Last Stop Salina Cruz, By David Lalé
The art of getting lost revisited
Arthur Cravan was a poet, conman and catalyst for Dadaism. A cousin of Oscar Wilde, Cravan, whose real name was Fabian Lloyd, travelled to Paris and Barcelona, to New York, then across to the west coast of America and down into Mexico where he eventually disappeared. Along the way he would achieve notoriety as a boxer; he proved inspirational to key artists of the period, including Marcel Duchamp and Francis Picabia; women fell for his brute charm, little knowing they were likely to be cruelly manipulated. His was a magnetic, charismatic personality, larger than life, by reputation if not always in the flesh.
If this is beginning to read more like a non-fiction review than a notice for a novel, David Lalé's debut is most unlike a novel. It is, rather, a biography wrapped around a short story. There is certainly a fictional strand to the narrative and it a very interesting one. The narrator is a depressed young man coming to terms with the death of his father and fleeing from a crisis with his partner. A Cravan enthusiast, he sets off in the footsteps of his hero, encountering poverty and deprivation, much as Cravan had.
In a cheap hostel, the narrator meets an "effete" trilby-wearing Englishman called Martin who is obsessively taking notes for a "travel novel". Martin declares, "My gimmick is a kind of ironic gimmick, sort of a post-gimmick gimmick." Last Stop Salina Cruz proceeds like Martin's travel novel, its storyline determined by the wanderings of Cravan, whose journeying was partly inspired by the need for flight – in his case from the draft. Cravan's friend, the writer Blaise Cendrars, "joked that Cravan believed the [First] World War was being waged against him alone, just to spite him".

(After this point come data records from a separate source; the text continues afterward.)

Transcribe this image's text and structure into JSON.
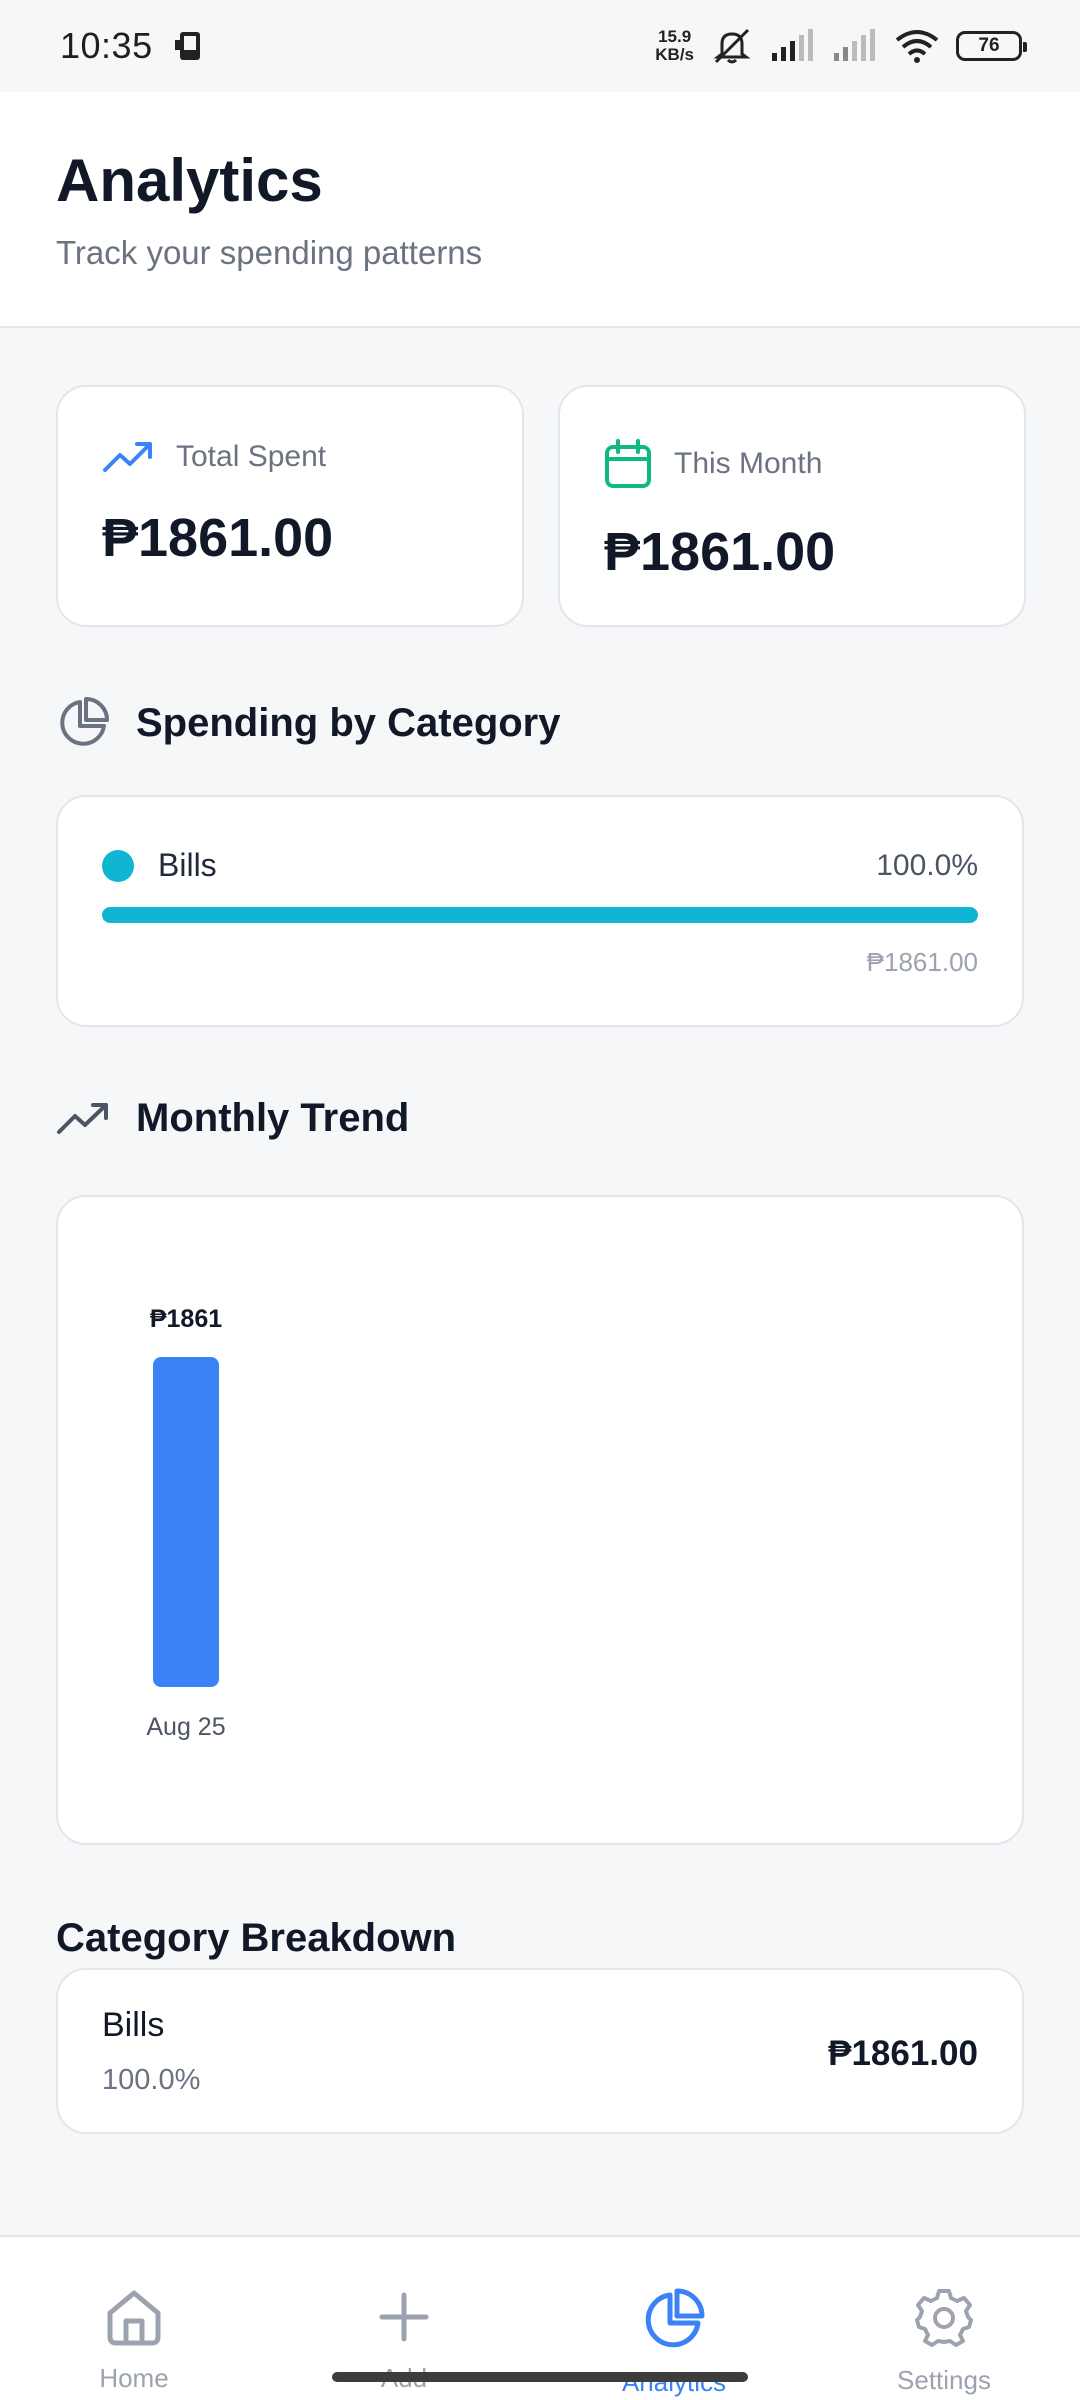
{
  "status_bar": {
    "time": "10:35",
    "speed_value": "15.9",
    "speed_unit": "KB/s",
    "battery": "76"
  },
  "header": {
    "title": "Analytics",
    "subtitle": "Track your spending patterns"
  },
  "stats": {
    "total_spent": {
      "label": "Total Spent",
      "value": "₱1861.00",
      "icon": "trending-up-icon",
      "color": "#3b82f6"
    },
    "this_month": {
      "label": "This Month",
      "value": "₱1861.00",
      "icon": "calendar-icon",
      "color": "#10b981"
    }
  },
  "spending_by_category": {
    "title": "Spending by Category",
    "items": [
      {
        "name": "Bills",
        "percent_label": "100.0%",
        "percent": 100,
        "amount": "₱1861.00",
        "color": "#0fb5d3"
      }
    ]
  },
  "monthly_trend": {
    "title": "Monthly Trend"
  },
  "chart_data": {
    "type": "bar",
    "categories": [
      "Aug 25"
    ],
    "values": [
      1861
    ],
    "data_labels": [
      "₱1861"
    ],
    "bar_color": "#3b82f6",
    "title": "",
    "xlabel": "",
    "ylabel": "",
    "grid": false
  },
  "category_breakdown": {
    "title": "Category Breakdown",
    "items": [
      {
        "name": "Bills",
        "percent": "100.0%",
        "amount": "₱1861.00"
      }
    ]
  },
  "nav": {
    "items": [
      {
        "label": "Home",
        "icon": "home-icon",
        "active": false
      },
      {
        "label": "Add",
        "icon": "plus-icon",
        "active": false
      },
      {
        "label": "Analytics",
        "icon": "pie-chart-icon",
        "active": true
      },
      {
        "label": "Settings",
        "icon": "gear-icon",
        "active": false
      }
    ],
    "active_color": "#3b82f6"
  }
}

Lalé writes attractive, readable prose that occasionally possesses a translucent, cinematic beauty. Hitch-hiking from Paris, the narrator is picked up by a North African: "Driving at night felt like being inside a computer game... sliding through the passageways of bright light, the acute geometries". Lalé avoids sentimentality and the narrator never tries to ingratiate himself with the reader: you'll squirm at his graphic descriptions of haemorrhoids. He is also good on the illusions of travel. Ultimately, the novel's gimmick, tilting the balance heavily in favour of biographical material, slightly undermines Lalé's obvious gift for narrative.